Bobby peered behind the van’s rear bumper. “That blond girl? She’s the one he’s fucking.”
“Like I’m supposed to care.” Squabbles: high school again. Nothing from the bottom of the hill, then the sound of cop cars squealing to a halt down there. “Can’t we talk about this later?” Smelling herself now, that familiar sharp odor stronger than any of the spring flowers and damp earth. Who the hell was she kidding?
She looked past the splattered bumper of the van. On the left, quick low motion through the leaves. She turned fast, weapon at the ready: a black cat.
Bobby saying, “Surprised you didn’t know that, all the time you been spending here.” Sweating, urgent. In the side mirror of the van was a face framed in a glass transom, staring out, too dim to see. Rachel kept looking, hearing the rustling of a squirrel rushing through thick leaves and up a tree, her eyes adjusting. It was the girl with the blond ponytail, staring out through her door. Behind the girl, a man approaching. Vaughn. So why hadn’t his car been on the street? Was the Mercedes in the shop again? Situational awareness. It meant being right here, right now, the daily noise of life stripped away. Rachel wanted Vaughn to open the door, just so she could scream at him to get the fuck down, enjoy the startled expression on his face.

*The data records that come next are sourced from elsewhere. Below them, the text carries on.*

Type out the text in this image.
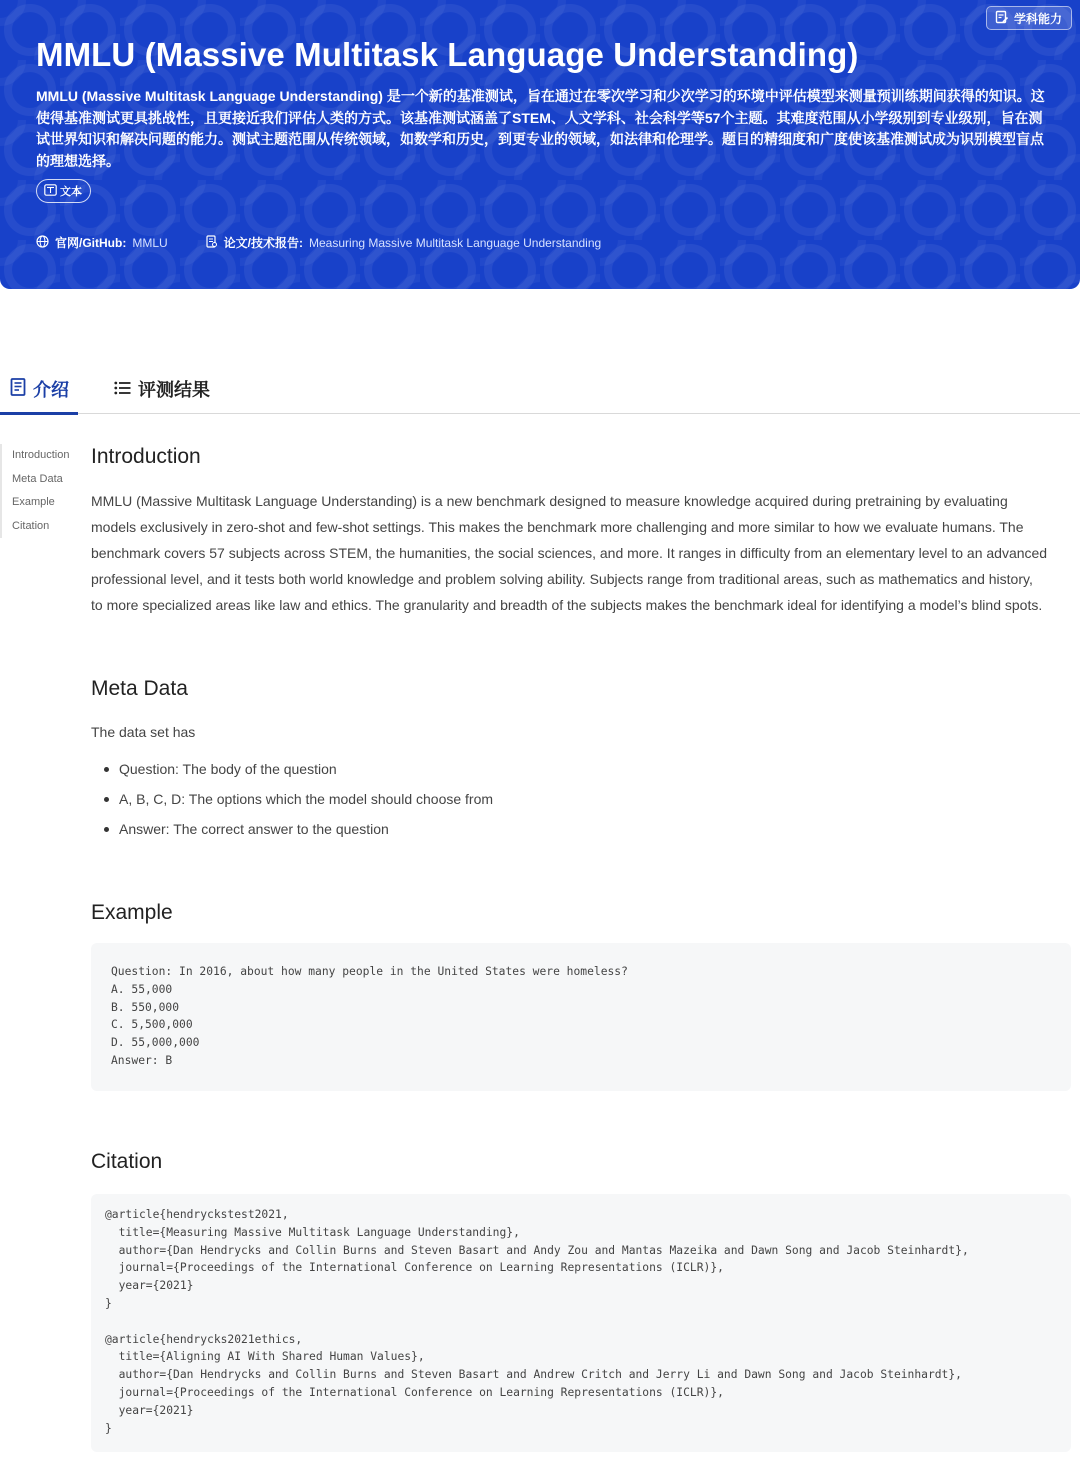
学科能力
MMLU (Massive Multitask Language Understanding)
MMLU (Massive Multitask Language Understanding) 是一个新的基准测试，旨在通过在零次学习和少次学习的环境中评估模型来测量预训练期间获得的知识。这使得基准测试更具挑战性，且更接近我们评估人类的方式。该基准测试涵盖了STEM、人文学科、社会科学等57个主题。其难度范围从小学级别到专业级别，旨在测试世界知识和解决问题的能力。测试主题范围从传统领域，如数学和历史，到更专业的领域，如法律和伦理学。题目的精细度和广度使该基准测试成为识别模型盲点的理想选择。
文本
官网/GitHub: MMLU	论文/技术报告: Measuring Massive Multitask Language Understanding
介绍	评测结果
Introduction
Meta Data
Example
Citation
Introduction
MMLU (Massive Multitask Language Understanding) is a new benchmark designed to measure knowledge acquired during pretraining by evaluating
models exclusively in zero-shot and few-shot settings. This makes the benchmark more challenging and more similar to how we evaluate humans. The
benchmark covers 57 subjects across STEM, the humanities, the social sciences, and more. It ranges in difficulty from an elementary level to an advanced
professional level, and it tests both world knowledge and problem solving ability. Subjects range from traditional areas, such as mathematics and history,
to more specialized areas like law and ethics. The granularity and breadth of the subjects makes the benchmark ideal for identifying a model’s blind spots.
Meta Data
The data set has
Question: The body of the question
A, B, C, D: The options which the model should choose from
Answer: The correct answer to the question
Example
Question: In 2016, about how many people in the United States were homeless?
A. 55,000
B. 550,000
C. 5,500,000
D. 55,000,000
Answer: B
Citation
@article{hendryckstest2021,
title={Measuring Massive Multitask Language Understanding},
author={Dan Hendrycks and Collin Burns and Steven Basart and Andy Zou and Mantas Mazeika and Dawn Song and Jacob Steinhardt},
journal={Proceedings of the International Conference on Learning Representations (ICLR)},
year={2021}
}

@article{hendrycks2021ethics,
title={Aligning AI With Shared Human Values},
author={Dan Hendrycks and Collin Burns and Steven Basart and Andrew Critch and Jerry Li and Dawn Song and Jacob Steinhardt},
journal={Proceedings of the International Conference on Learning Representations (ICLR)},
year={2021}
}
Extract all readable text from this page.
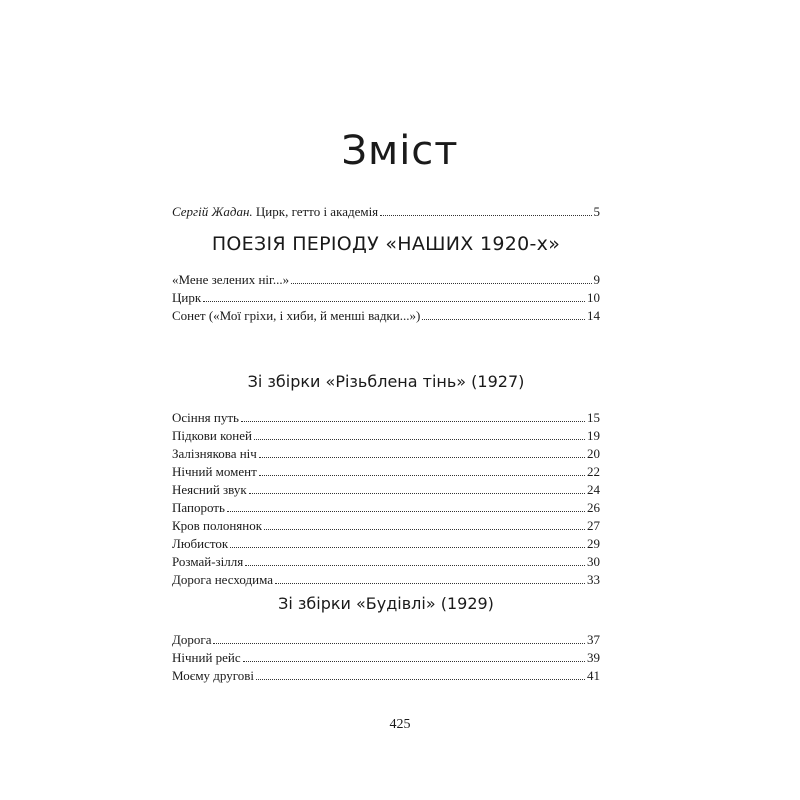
Зміст
Сергій Жадан. Цирк, гетто і академія	5
ПОЕЗІЯ ПЕРІОДУ «НАШИХ 1920-х»
«Мене зелених ніг...»	9
Цирк	10
Сонет («Мої гріхи, і хиби, й менші вадки...»)	14
Зі збірки «Різьблена тінь» (1927)
Осіння путь	15
Підкови коней	19
Залізнякова ніч	20
Нічний момент	22
Неясний звук	24
Папороть	26
Кров полонянок	27
Любисток	29
Розмай-зілля	30
Дорога несходима	33
Зі збірки «Будівлі» (1929)
Дорога	37
Нічний рейс	39
Моєму другові	41
425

The window of the minivan shattered, and a shower of glittering fragments fell to the street. Absurdly, Rachel thought of her wedding day, holding hands with Vaughn, ducking their heads and laughing as they ran beneath a cascade of rice. In the mirror, she could see Vaughn staring out. She wanted him to stay there, forever stuck behind glass, watching. She wanted to be away from him, not caring. From the bottom of the hill, another gunshot exploded.
“I’m going down there.” Already on her belly, inching forward.
“Rachel, they’re drug dealers, who cares, the guys’ve got it covered.” She could picture the dark shapes moving through the cinder-block buildings down there, shadows. Picture herself closer now, uniform ripping on the thorny underbrush, her own breathing quiet, feeling alive, time slowed to that single moment. All those nights wasted up here, peering out at the lights of the city. Hip bones grinding against Bobby’s, his rough neck against her face, their muffled exclamations. That wasn’t wasted. She glanced back at him leaning toward her, looking hurt. She had liked it that he never asked, but now he was going to start. And there was so much, really, she just didn’t want to talk about. In the morning, she knew, she would call her recruiter.
“Jesus, Rachel, get back here.” His hand gripping her arm, a surge of feeling coming through her body. For a moment she paused, hesitated. She couldn’t afford to look back.
Then she pulled away and was moving again, already halfway across the street, her knees scraping against the gravel, heading for the impenetrable tangle of weeds ahead.